Het was niet het eerste surrealistische tintje aan de zaak. Eigenlijk begon het al met de aanklacht. Joan Coma, gemeenteraadslid in Vic voor de linkse onafhankelijkheidspartij cup, had iets gezegd wat volgens zijn collega-raadslid Josep Anglada niet door de beugel kon. ‘Je kunt geen tortilla maken zonder eieren te breken’, zei Coma tijdens een raadsvergadering.
Niet iedereen zal in deze metafoor meteen een ernstig misdrijf herkennen waarvoor de dader vijftien jaar achter de tralies dient te verdwijnen. Maar de extreem-rechtse Josep Anglada wel. Anglada, zelf enkele jaren geleden vrijgesproken van aanzetten tot rassenhaat omdat de rechter in zijn geval de vrijheid van meningsuiting voorrang gaf, zag in de uitspraak van Coma een schending van de Spaanse grondwet en deed aangifte. Justitie nam de zaak hoog op. Zo hoog dat het dossier meteen maar werd doorgestuurd naar de Audiencia Nacional, het speciale hof voor zware misdaad en terreur.

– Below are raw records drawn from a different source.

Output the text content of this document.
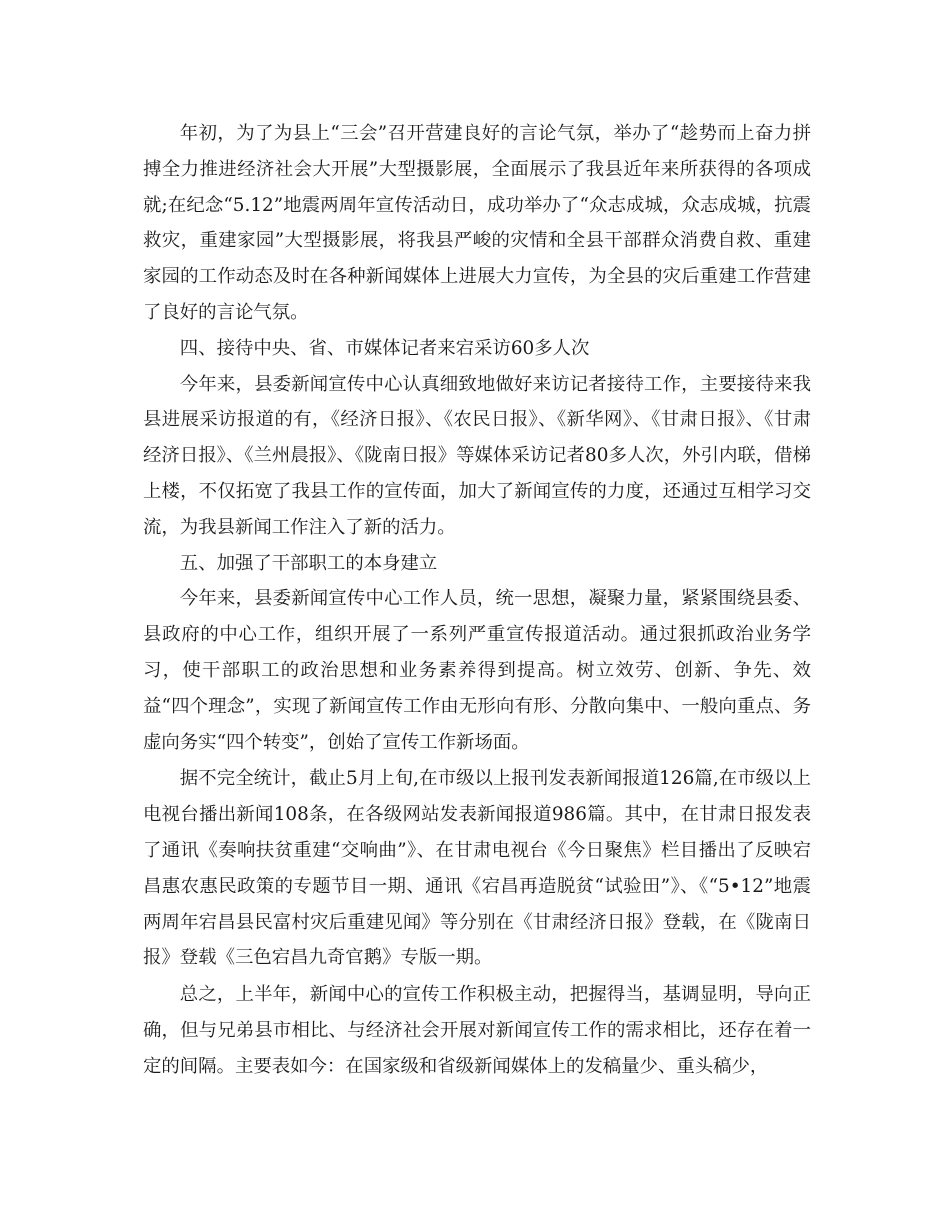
年初，为了为县上“三会”召开营建良好的言论气氛，举办了“趁势而上奋力拼搏全力推进经济社会大开展”大型摄影展，全面展示了我县近年来所获得的各项成就;在纪念“5.12”地震两周年宣传活动日，成功举办了“众志成城，众志成城，抗震救灾，重建家园”大型摄影展，将我县严峻的灾情和全县干部群众消费自救、重建家园的工作动态及时在各种新闻媒体上进展大力宣传，为全县的灾后重建工作营建了良好的言论气氛。

四、接待中央、省、市媒体记者来宕采访60多人次

今年来，县委新闻宣传中心认真细致地做好来访记者接待工作，主要接待来我县进展采访报道的有，《经济日报》、《农民日报》、《新华网》、《甘肃日报》、《甘肃经济日报》、《兰州晨报》、《陇南日报》等媒体采访记者80多人次，外引内联，借梯上楼，不仅拓宽了我县工作的宣传面，加大了新闻宣传的力度，还通过互相学习交流，为我县新闻工作注入了新的活力。

五、加强了干部职工的本身建立

今年来，县委新闻宣传中心工作人员，统一思想，凝聚力量，紧紧围绕县委、县政府的中心工作，组织开展了一系列严重宣传报道活动。通过狠抓政治业务学习，使干部职工的政治思想和业务素养得到提高。树立效劳、创新、争先、效益“四个理念”，实现了新闻宣传工作由无形向有形、分散向集中、一般向重点、务虚向务实“四个转变”，创始了宣传工作新场面。

据不完全统计，截止5月上旬,在市级以上报刊发表新闻报道126篇,在市级以上电视台播出新闻108条，在各级网站发表新闻报道986篇。其中，在甘肃日报发表了通讯《奏响扶贫重建“交响曲”》、在甘肃电视台《今日聚焦》栏目播出了反映宕昌惠农惠民政策的专题节目一期、通讯《宕昌再造脱贫“试验田”》、《“5•12”地震两周年宕昌县民富村灾后重建见闻》等分别在《甘肃经济日报》登载，在《陇南日报》登载《三色宕昌九奇官鹅》专版一期。

总之，上半年，新闻中心的宣传工作积极主动，把握得当，基调显明，导向正确，但与兄弟县市相比、与经济社会开展对新闻宣传工作的需求相比，还存在着一定的间隔。主要表如今：在国家级和省级新闻媒体上的发稿量少、重头稿少，
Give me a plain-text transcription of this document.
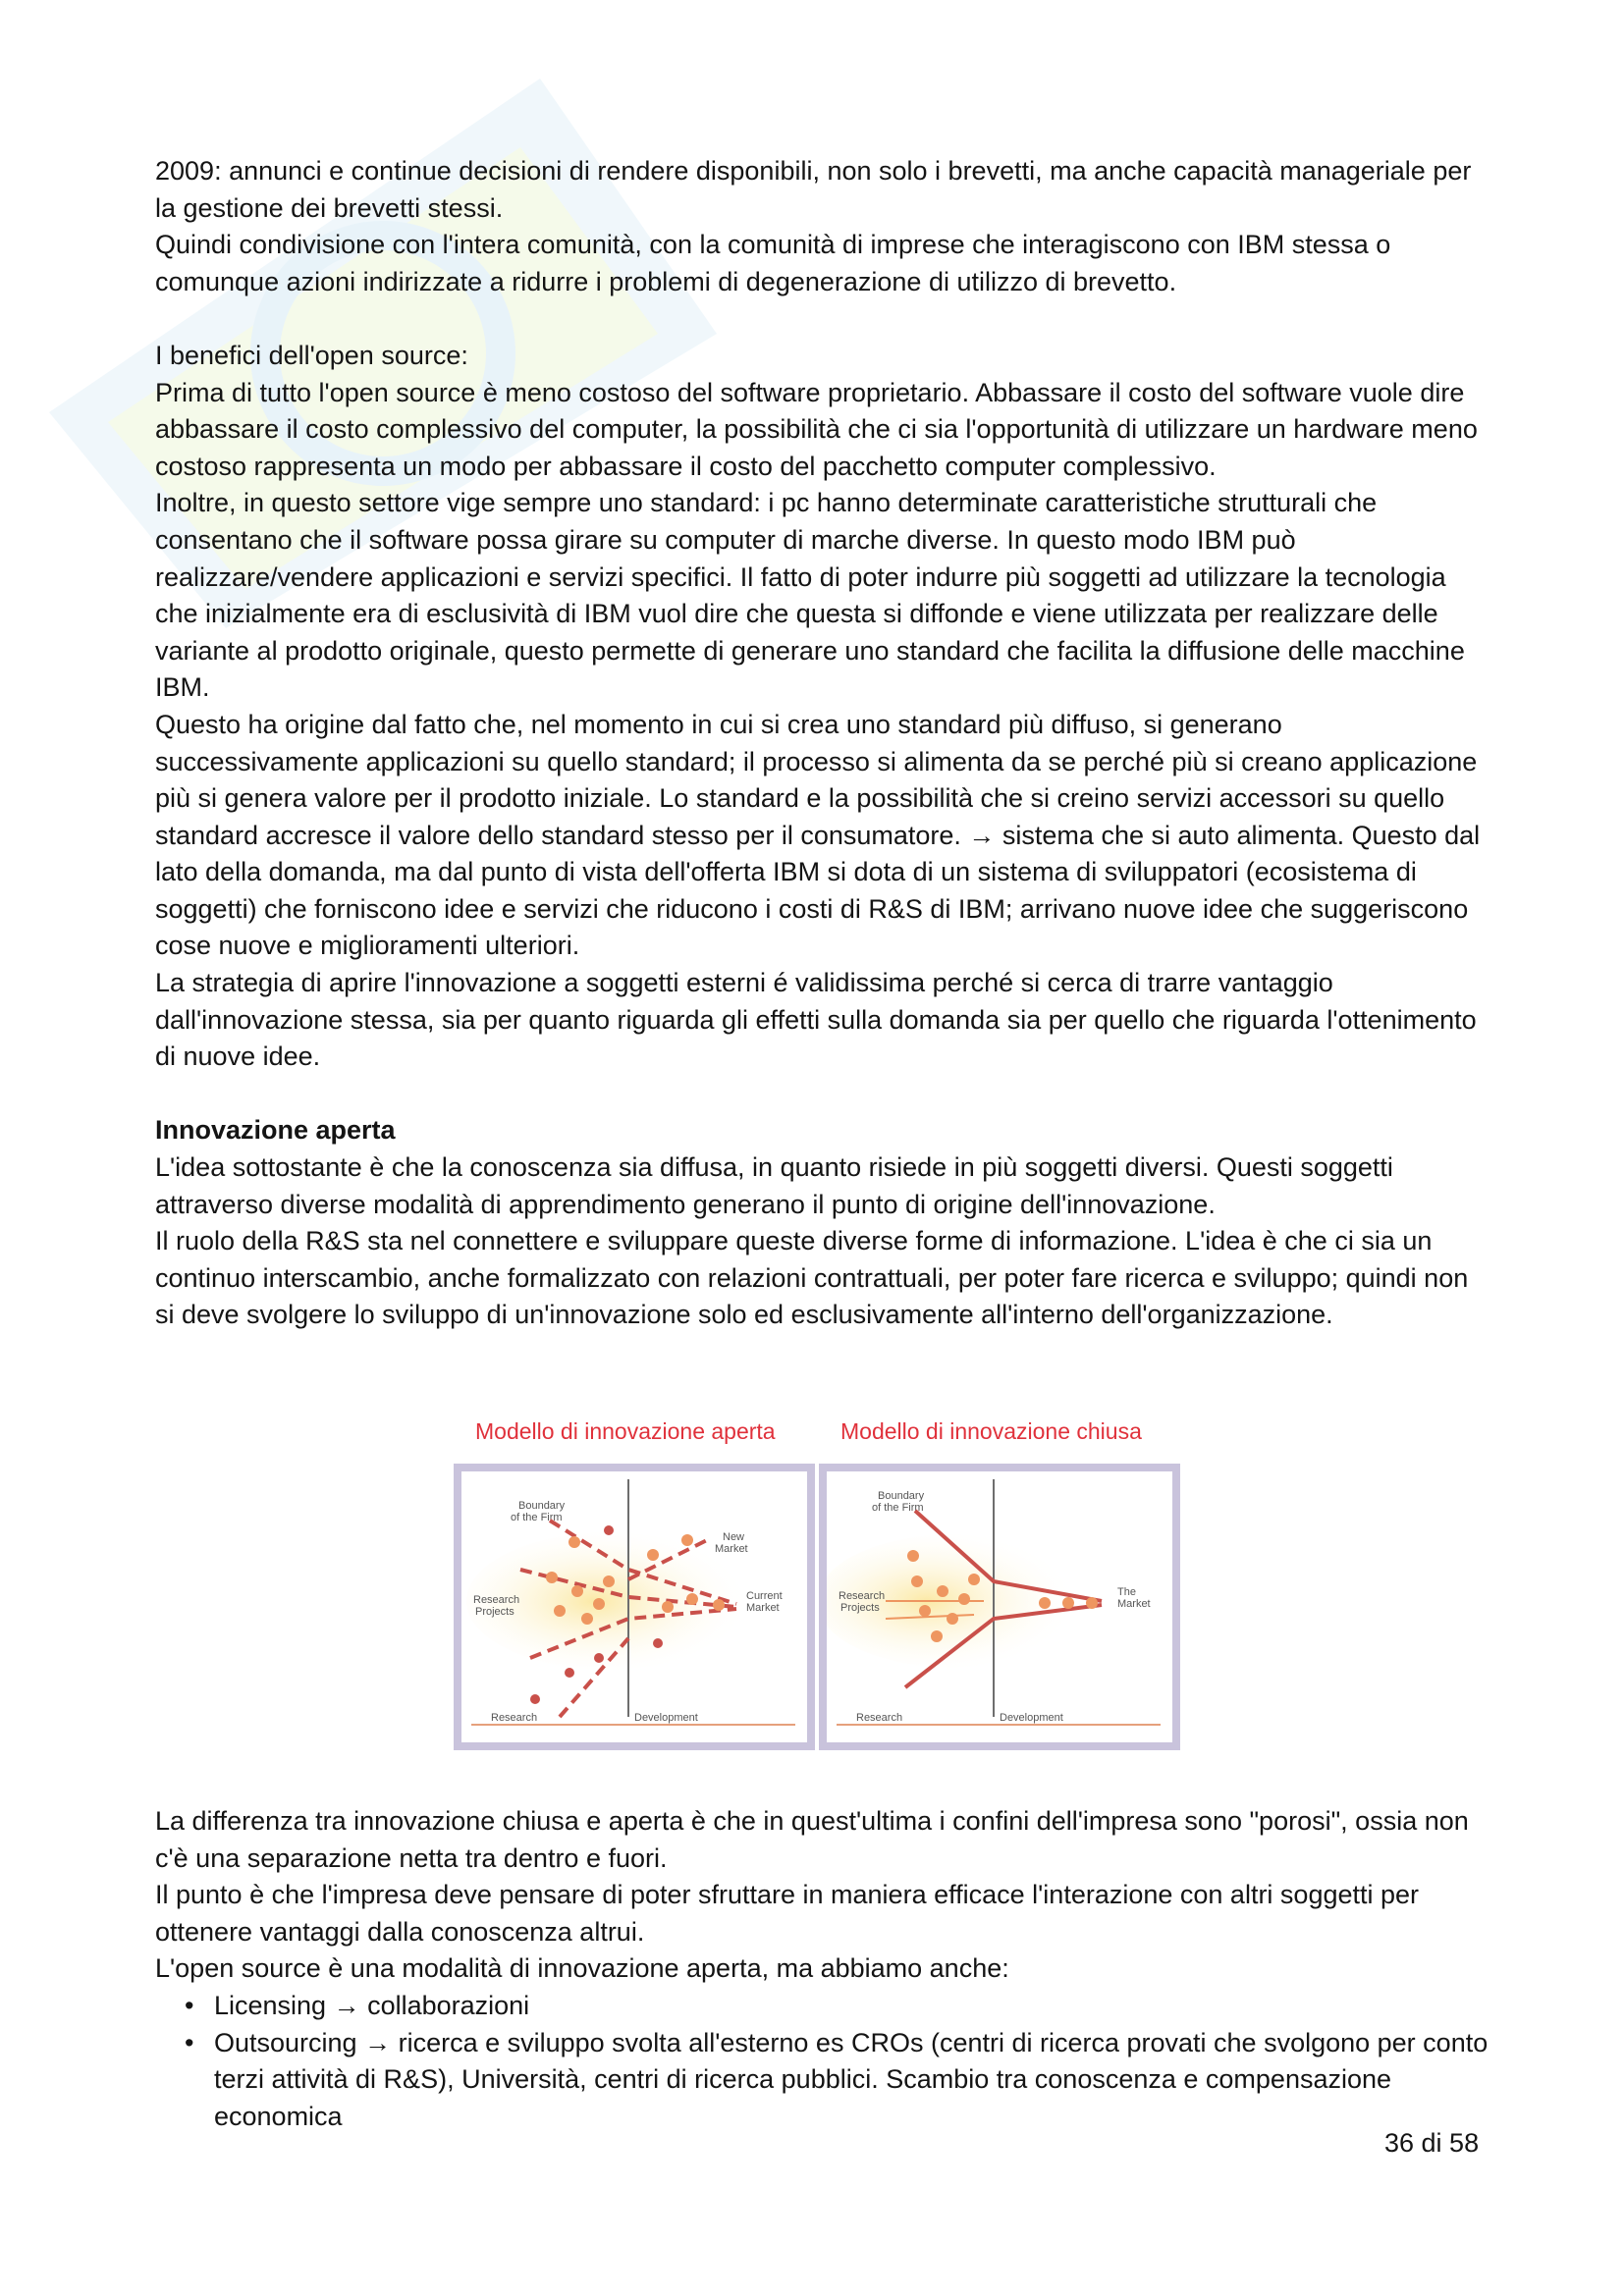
2009: annunci e continue decisioni di rendere disponibili, non solo i brevetti, ma anche capacità manageriale per la gestione dei brevetti stessi.

Quindi condivisione con l'intera comunità, con la comunità di imprese che interagiscono con IBM stessa o comunque azioni indirizzate a ridurre i problemi di degenerazione di utilizzo di brevetto.

I benefici dell'open source:

Prima di tutto l'open source è meno costoso del software proprietario. Abbassare il costo del software vuole dire abbassare il costo complessivo del computer, la possibilità che ci sia l'opportunità di utilizzare un hardware meno costoso rappresenta un modo per abbassare il costo del pacchetto computer complessivo.

Inoltre, in questo settore vige sempre uno standard: i pc hanno determinate caratteristiche strutturali che consentano che il software possa girare su computer di marche diverse. In questo modo IBM può realizzare/vendere applicazioni e servizi specifici. Il fatto di poter indurre più soggetti ad utilizzare la tecnologia che inizialmente era di esclusività di IBM vuol dire che questa si diffonde e viene utilizzata per realizzare delle variante al prodotto originale, questo permette di generare uno standard che facilita la diffusione delle macchine IBM.

Questo ha origine dal fatto che, nel momento in cui si crea uno standard più diffuso, si generano successivamente applicazioni su quello standard; il processo si alimenta da se perché più si creano applicazione più si genera valore per il prodotto iniziale. Lo standard e la possibilità che si creino servizi accessori su quello standard accresce il valore dello standard stesso per il consumatore. → sistema che si auto alimenta. Questo dal lato della domanda, ma dal punto di vista dell'offerta IBM si dota di un sistema di sviluppatori (ecosistema di soggetti) che forniscono idee e servizi che riducono i costi di R&S di IBM; arrivano nuove idee che suggeriscono cose nuove e miglioramenti ulteriori.

La strategia di aprire l'innovazione a soggetti esterni é validissima perché si cerca di trarre vantaggio dall'innovazione stessa, sia per quanto riguarda gli effetti sulla domanda sia per quello che riguarda l'ottenimento di nuove idee.

Innovazione aperta

L'idea sottostante è che la conoscenza sia diffusa, in quanto risiede in più soggetti diversi. Questi soggetti attraverso diverse modalità di apprendimento generano il punto di origine dell'innovazione.

Il ruolo della R&S sta nel connettere e sviluppare queste diverse forme di informazione. L'idea è che ci sia un continuo interscambio, anche formalizzato con relazioni contrattuali, per poter fare ricerca e sviluppo; quindi non si deve svolgere lo sviluppo di un'innovazione solo ed esclusivamente all'interno dell'organizzazione.

Modello di innovazione aperta	Modello di innovazione chiusa
Boundary
of the Firm
Research
Projects
New
Market
Current
Market
Research	Development
Boundary
of the Firm
Research
Projects
The
Market
Research	Development

La differenza tra innovazione chiusa e aperta è che in quest'ultima i confini dell'impresa sono "porosi", ossia non c'è una separazione netta tra dentro e fuori.

Il punto è che l'impresa deve pensare di poter sfruttare in maniera efficace l'interazione con altri soggetti per ottenere vantaggi dalla conoscenza altrui.

L'open source è una modalità di innovazione aperta, ma abbiamo anche:

• Licensing → collaborazioni
• Outsourcing → ricerca e sviluppo svolta all'esterno es CROs (centri di ricerca provati che svolgono per conto terzi attività di R&S), Università, centri di ricerca pubblici. Scambio tra conoscenza e compensazione economica
36 di 58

De onderzoeksrechter verdenkt Coma nu van ‘aanzetten tot volksoproer’.
Volksoproer? Waarom ligt een beeldspraak over tortilla’s en eieren zo gevoelig? Omdat Coma daarmee wilde zeggen dat je geen Catalaanse staat kunt stichten zonder op een zeker moment met de Spaanse wet te breken. Een waarheid als een koe, want de Spaanse grondwet spreekt van de ‘onverbrekelijke eenheid’ van de natie. En zolang het streven naar onafhankelijkheid geen misdrijf is, zou je verwachten dat burgers beschermd worden door het recht op vrijheid van meningsuiting, zeker als het gaat om gekozen volksvertegenwoordigers in het uitoefenen van hun functie.
De zaak-Coma staat niet op zichzelf. Zo zal in 2017 een lange rij leiders van de Catalaanse onafhankelijkheidsbeweging voor de strafrechter verschijnen. Zoals oud-president Artur Mas en twee van zijn ministers, omdat zij in 2014 een symbolische volksraadpleging hebben georganiseerd. En zo’n vierhonderd gemeentebesturen om diverse andere vormen van ongehoorzaamheid aan het Spaanse gezag. Een probleem los je op door het te verbieden, denkt dat gezag.